I’m going to start 2017 with a confession: I have lost my faith in art. With everything that’s going on, putting a pencil to paper, or a brush stroke on a canvas—or whatever your medium—seems like a frivolous activity. Why create something in the reclusiveness of your studio only to then show it in the sanctity of art spaces to other like-minded people? How is that creating the change that is so desperately needed now?

This idea of “desperate change” or “making an impact” seems to be filling the air inside of my own personal echo chamber. We all need to “take a stance,” “rise up,” and be “agents of change.” We need to end hunger, work against climate change, and stop the massacre that is happening in the Middle East. So let’s make a collage! Let’s take some National Geographic magazines and glue a bunch of polar bears on a lonely iceberg drifting in the ocean—maybe that will get everyone’s attention when it is shown at the hip XYZ gallery space that calls itself “progressive” and holds a group growl at the opening in honor of the polar bears. The real impact will happen when it actually sells. At $300, it will put $150 in my pocket, enough to buy more National Geographicmagazines and glue because there seems to be a market for this polar bear stuff.

But enough with the attitude: ours is a real predicament: What are artists to do now? What weapons do we have in our arsenal that can initiate change? Others are searching for it: Hyperallergic held Art after Trump, a two-day event of two-minute responses. You can read some of them here. Pratt held a post-election artist discussion where one of the prompts was “Is art capable of contributing to the immediate, tangible change that we are now even more aware is so urgently needed?”

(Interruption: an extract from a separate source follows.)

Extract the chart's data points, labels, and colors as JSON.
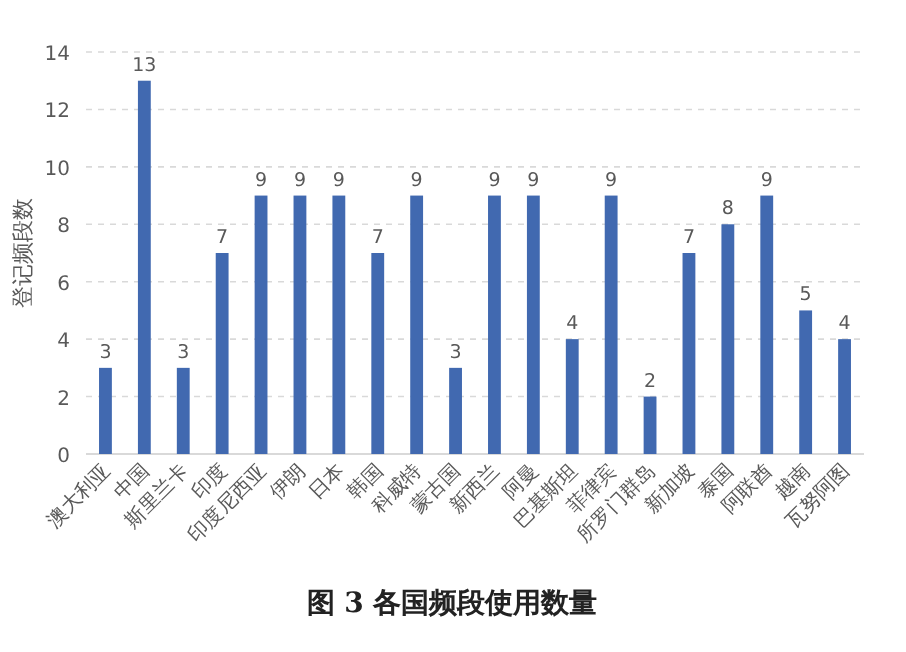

The butterfly effect refers to the idea that small changes can have a big, outwardly resonating impact. We shouldn’t be thinking of a linear cause and effect, because sometimes you can’t trace everything back to one or two simple decisions. But the complex mixing and sums of our everyday decisions do matter—collectively they have the power to alter the shape of things to come.

Yes, we should sign petitions, we should gather at city buildings in protest, but we shouldn’t let our lust for instant gratification get the best of us. The pursuit of change can be frustrating, and there will be setbacks. But with each small change we commit to in our daily lives we must believe that we are altering the course of the future—if not for us then for generations to follow.

So how am I going to regain my faith in art and the art world in 2017? Through a small but consistent and ongoing gesture: by being present. No grandiose actions are needed. There will be change slowly bubbling up to the surface—the only thing constant is change—and I want to be there when it happens. Someone somewhere will do something or make something great. I want to be in the front row to applaud it: art needs (and often deserves) feeback and an audience. The sign at a middle school in my neighborhood reads “80% of life is just showing up” and this will be my motto for the New Year. We have to show up because it’s too simple to just say ‘screw it’, and the populist forces who want art to go away would love it if we all just stopped showing up.

As you can see from Glasstire’s event listings, there are lots of things happening all over this state. “GO SEE SOME ART” is what we say every week at the end of our Top 5 countdown video. Since I work at Glasstire, and probably because of it, I have to say I’ve never paid a lot of attention to the phrase—it’s just the gimmicky quip we say smilingly into the camera, or put on our promotional koozies. But those four simple words might be the key to regaining our faith in art and in this crazy world.

Support your local art scene—the people and spaces that encourage conversation. Attend an opening. Maybe bring a friend who has never been. Be there for an artist nervously talking about their work. And if you like their work, tell them! Stay curious. Cram into theaters and lecture halls, into row houses and warehouses to listen to someone discuss something new with conviction. And if you can, make genuine art that matters to you—not to the gallerists or collectors or grant reviewers. And have some fun while you’re at it. I think we all need a good laugh.

We need to refocus on where we can make a difference, and have faith that in the end these small, intimate interactions will affect the larger outcome for the better. If 80% of life is just showing up then I’m going to be there.